In terms of the transition to the team, though, Erdos described being intimidated at first, having to lead a boat of mostly veteran rowers.
“What I tried to keep reminding myself was I was there for a reason,” Erdos said. “And just rowing is rowing and at the end of the day, we're all trying to go faster. So if I can just do my job and help the rowers do their job to do that, then they're not going to get mad at me for that.”
Rebecca Thomson ’20, a member of Erdos’s Varsity 8 boat, highlighted Erdos’s leadership from the start of her time at Dartmouth, as well as her growth into that role over the years.
“From freshman year, she showed incredible leadership and definitely brought our class together,” Thomson said. “Seeing her, one, be a leader from the beginning, but also grow over the past couple years has really been incredible and admirable.”
Erdos cited confidence as the most fundamental aspect of her approach to coxing.
“I think something that's really important as a coxswain is to be confident, not to the point where you're arrogant, but to be confident about what you're doing in the boat and to earn the respect and trust of your rowers,” Erdos said. “That helps them believe that you believe in what you're doing, believe in themselves [and] get the best out of themselves.”
Erdos’s teammate of two years Fiona Cronin ’22 had high praise for Erdos.
“I really think [Erdos] is one of those people that commands respect, any given day on any given practice,” Cronin said. “If you are in the boat with her, you want to do your absolute best for no other reason then doing it for her.”
After the COVID-19 pandemic cut the Big Green’s season short, Erdos made sure to celebrate her and the team’s seniors’ accomplishments.
“It's kind of hard to put into words, hard to describe all the things I've gained,” Erdos said. “I'm so, so grateful to be a part of that community and have gained that through rowing.

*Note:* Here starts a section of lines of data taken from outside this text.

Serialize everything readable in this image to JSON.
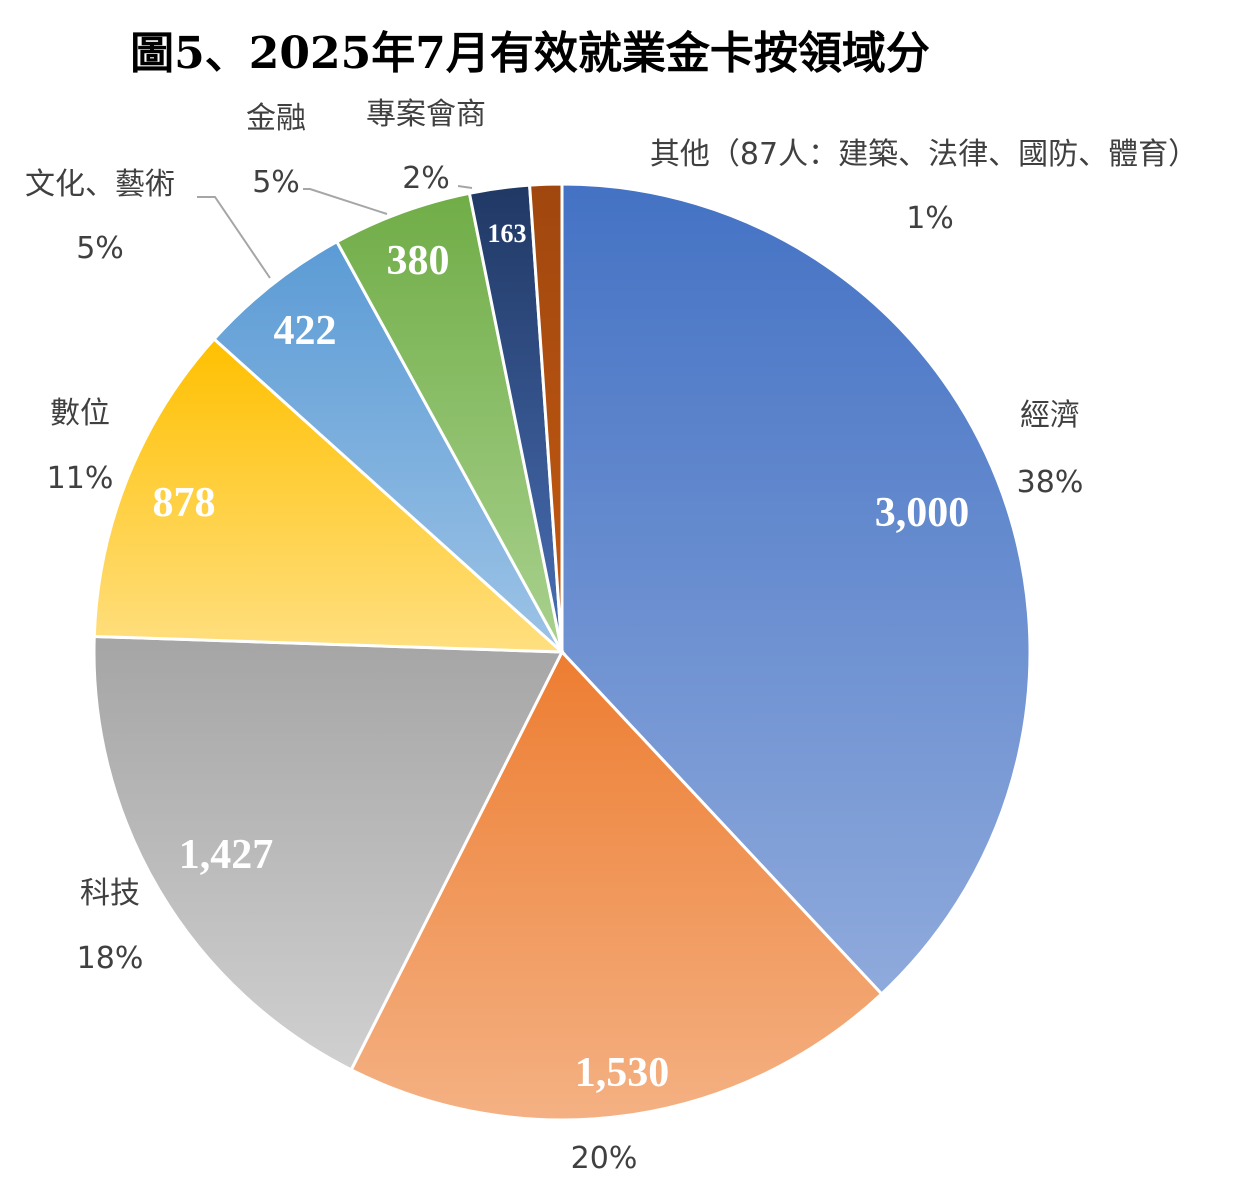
{
  "chart_data": {
    "type": "pie",
    "title": "圖5、2025年7月有效就業金卡按領域分",
    "slices": [
      {
        "name": "經濟",
        "value": 3000,
        "value_label": "3,000",
        "percent": "38%",
        "color_top": "#4472c4",
        "color_bottom": "#8faadc"
      },
      {
        "name": "",
        "value": 1530,
        "value_label": "1,530",
        "percent": "20%",
        "color_top": "#ed7d31",
        "color_bottom": "#f4b183"
      },
      {
        "name": "科技",
        "value": 1427,
        "value_label": "1,427",
        "percent": "18%",
        "color_top": "#a5a5a5",
        "color_bottom": "#d0d0d0"
      },
      {
        "name": "數位",
        "value": 878,
        "value_label": "878",
        "percent": "11%",
        "color_top": "#ffc000",
        "color_bottom": "#ffdf80"
      },
      {
        "name": "文化、藝術",
        "value": 422,
        "value_label": "422",
        "percent": "5%",
        "color_top": "#5b9bd5",
        "color_bottom": "#9dc3e6"
      },
      {
        "name": "金融",
        "value": 380,
        "value_label": "380",
        "percent": "5%",
        "color_top": "#70ad47",
        "color_bottom": "#a9d18e"
      },
      {
        "name": "專案會商",
        "value": 163,
        "value_label": "163",
        "percent": "2%",
        "color_top": "#203864",
        "color_bottom": "#4a6fb5"
      },
      {
        "name": "其他（87人：建築、法律、國防、體育）",
        "value": 87,
        "value_label": "",
        "percent": "1%",
        "color_top": "#a0470f",
        "color_bottom": "#c55a11"
      }
    ]
  }
}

And I think rowing's given me confidence, given me a work ethic, showed me how to persevere in tough times, celebrate the good times and then, obviously this past season, learn how to deal with disappointment.”
Following graduation, Erdos plans to take a year or two off from formal education before attending medical school. She plans to work in a research lab during the upcoming year.
“It's going to be a big, big hole, I think, for the team. Even though we are such a small class, I think she, in particular, kind of just leads the team,” Thomson said. “There are going to be people who are going to need to really step up, and I don't know if any one person can do it because [Erdos] did so much.”